Saisonanalyse Teil 10: Christian Klien

Lesen Sie im zehnten Teil unserer täglichen Saisonanalyse-Serie den Rückblick auf das Jahr von Red-Bull-Cosworth-Pilot Christian Klien

(Motorsport-Total.com) - Während sich die Mehrheit des Fahrerfeldes im Winter in aller Ruhe auf die Saison 2005 vorbereiten konnte, wurde Christian Klien erst exakt zwei Wochen vor dem Trainingsauftakt in Melbourne über den Zuschlag für das zweite Red-Bull-Cosworth-Cockpit neben David Coulthard informiert. Diese Unsicherheit sollte sich anschließend wie ein roter Faden durch sein Jahr ziehen.
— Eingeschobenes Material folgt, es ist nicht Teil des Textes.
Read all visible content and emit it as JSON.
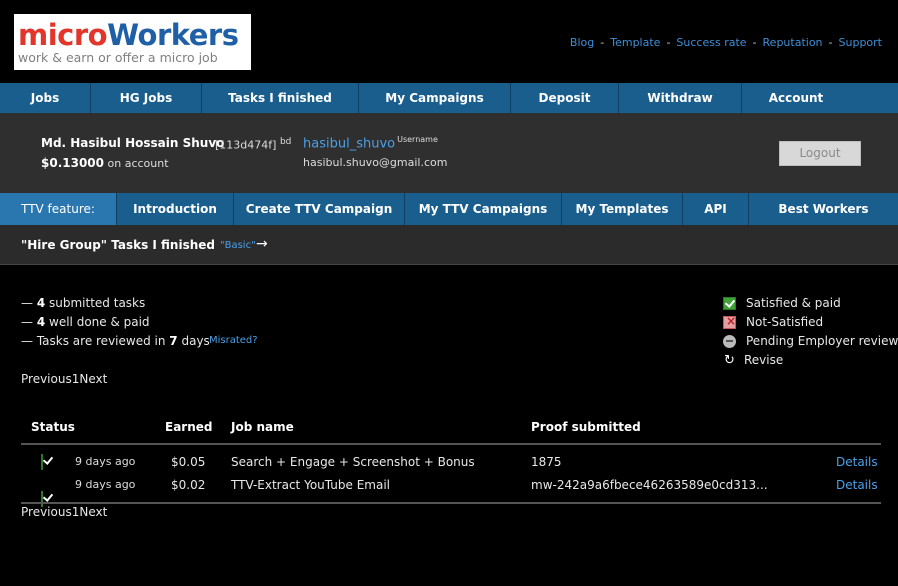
{
  "logo": {
    "part1": "micro",
    "part2": "Workers",
    "tagline": "work & earn or offer a micro job"
  },
  "toplinks": [
    "Blog",
    "Template",
    "Success rate",
    "Reputation",
    "Support"
  ],
  "mainnav": [
    "Jobs",
    "HG Jobs",
    "Tasks I finished",
    "My Campaigns",
    "Deposit",
    "Withdraw",
    "Account"
  ],
  "account": {
    "name": "Md. Hasibul Hossain Shuvo",
    "id": "[113d474f]",
    "country": "bd",
    "balance": "$0.13000",
    "balance_suffix": "on account",
    "username": "hasibul_shuvo",
    "username_label": "Username",
    "email": "hasibul.shuvo@gmail.com",
    "logout": "Logout"
  },
  "ttvnav": [
    "TTV feature:",
    "Introduction",
    "Create TTV Campaign",
    "My TTV Campaigns",
    "My Templates",
    "API",
    "Best Workers"
  ],
  "subtitle": {
    "title": "\"Hire Group\" Tasks I finished",
    "basic": "\"Basic\"",
    "arrow": "→"
  },
  "stats": {
    "submitted_num": "4",
    "submitted_text": "submitted tasks",
    "done_num": "4",
    "done_text": "well done & paid",
    "reviewed_pre": "Tasks are reviewed in",
    "reviewed_num": "7",
    "reviewed_post": "days",
    "misrated": "Misrated?",
    "dash": "—"
  },
  "legend": [
    {
      "icon": "check-icon",
      "label": "Satisfied & paid"
    },
    {
      "icon": "cross-icon",
      "label": "Not-Satisfied"
    },
    {
      "icon": "pending-icon",
      "label": "Pending Employer review"
    },
    {
      "icon": "revise-icon",
      "label": "Revise"
    }
  ],
  "pager": {
    "prev": "Previous",
    "page": "1",
    "next": "Next"
  },
  "table": {
    "headers": [
      "Status",
      "Earned",
      "Job name",
      "Proof submitted"
    ],
    "rows": [
      {
        "status": "check-icon",
        "time": "9 days ago",
        "earned": "$0.05",
        "job": "Search + Engage + Screenshot + Bonus",
        "proof": "1875",
        "details": "Details"
      },
      {
        "status": "check-icon",
        "time": "9 days ago",
        "earned": "$0.02",
        "job": "TTV-Extract YouTube Email",
        "proof": "mw-242a9a6fbece46263589e0cd313...",
        "details": "Details"
      }
    ]
  },
  "colors": {
    "nav": "#1a5e8e",
    "link": "#4aa0e8",
    "panel": "#2f2f2f",
    "ok": "#3fa33a"
  }
}
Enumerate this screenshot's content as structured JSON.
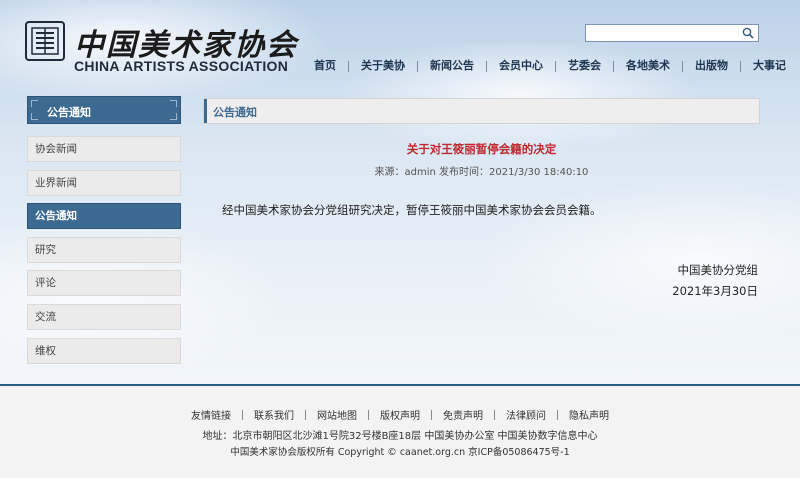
{
  "header": {
    "logo_cn": "中国美术家协会",
    "logo_en": "CHINA ARTISTS ASSOCIATION",
    "search": {
      "value": "",
      "placeholder": ""
    },
    "nav": [
      "首页",
      "关于美协",
      "新闻公告",
      "会员中心",
      "艺委会",
      "各地美术",
      "出版物",
      "大事记"
    ]
  },
  "sidebar": {
    "title": "公告通知",
    "items": [
      {
        "label": "协会新闻",
        "active": false
      },
      {
        "label": "业界新闻",
        "active": false
      },
      {
        "label": "公告通知",
        "active": true
      },
      {
        "label": "研究",
        "active": false
      },
      {
        "label": "评论",
        "active": false
      },
      {
        "label": "交流",
        "active": false
      },
      {
        "label": "维权",
        "active": false
      }
    ]
  },
  "main": {
    "section_title": "公告通知",
    "article": {
      "title": "关于对王筱丽暂停会籍的决定",
      "meta": "来源：admin 发布时间：2021/3/30 18:40:10",
      "body": "经中国美术家协会分党组研究决定，暂停王筱丽中国美术家协会会员会籍。",
      "signature_org": "中国美协分党组",
      "signature_date": "2021年3月30日"
    }
  },
  "footer": {
    "links": [
      "友情链接",
      "联系我们",
      "网站地图",
      "版权声明",
      "免责声明",
      "法律顾问",
      "隐私声明"
    ],
    "address": "地址：北京市朝阳区北沙滩1号院32号楼B座18层  中国美协办公室  中国美协数字信息中心",
    "copyright": "中国美术家协会版权所有 Copyright © caanet.org.cn 京ICP备05086475号-1"
  },
  "colors": {
    "accent_blue": "#3d6a91",
    "title_red": "#c0282d",
    "footer_line": "#2f5b85"
  }
}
Titel-Bild zur News: Christian Klien

Christian Klien lebte das Fun-Image von Red Bull 2005 mit Leib und Seele

Auf seinen Schultern lastete ein umso höherer Druck, als sein Team von Anfang an klar machte, dass im Verlauf der Saison auch Vitantonio Liuzzi einmal zum Zug kommen würde. Vorgesehen war zunächst ein Intervall von jeweils drei Rennen - und in der Tat musste Klien nach dem dritten WM-Lauf in Bahrain erst einmal aussteigen. Was er bis dahin ablieferte, konnte sich jedoch sehen lassen, übertraf sogar die Erwartungen der meisten Experten.#w1#

Im Qualifying war Klien sogar stärker als Coulthard

Im Gegensatz zu 2004, als der Österreicher zwar beständig unterwegs war, aber gegen seinen damaligen Teamkollegen Mark Webber kein Land sah, setzte er sich 2005 gleich einmal mit einigen starken Qualifying-Leistungen in Szene: In Melbourne klassierte er sich im Einzelzeitfahren dank des Regens an sechster Position, in Sepang und Manama reichte es jeweils zu Platz sieben. Zu jenem Zeitpunkt schien seine Welt noch heil zu sein...

Vor der Aufwärmrunde zum Grand Prix von Bahrain - seinem bis dahin stärksten Formel-1-Wochenende überhaupt - quittierte allerdings die Technik des RB1 den Dienst, sodass Klien am Rennen, von dem er sich zum dritten Mal hintereinander Punkte erwartet hätte, gar nicht erst teilnehmen konnte. Doch es kam noch schlimmer: Beim Europaauftakt in Imola wurde er vom Team zum Zuschauen verdammt, weil Red Bull auch Liuzzi eine Chance geben wollte.

Der 22-Jährige, übrigens der jüngste Fahrer im Feld, begnügte sich vier Rennen lang mit der Rolle als Freitagstester, ehe er in Montréal mit einem glücklichen achten Platz in den Zirkus zurückkehrte, ohne jedoch an seine früheren Performances anknüpfen zu können. Klien verabsäumte es in der Folge bis Istanbul, wieder WM-Punkte zu sammeln, konnte aber seine Chefs mit dem Argument, die Pause habe ihn aus dem Rhythmus gebracht, dazu überreden, ihm das Cockpit weiterhin anzuvertrauen.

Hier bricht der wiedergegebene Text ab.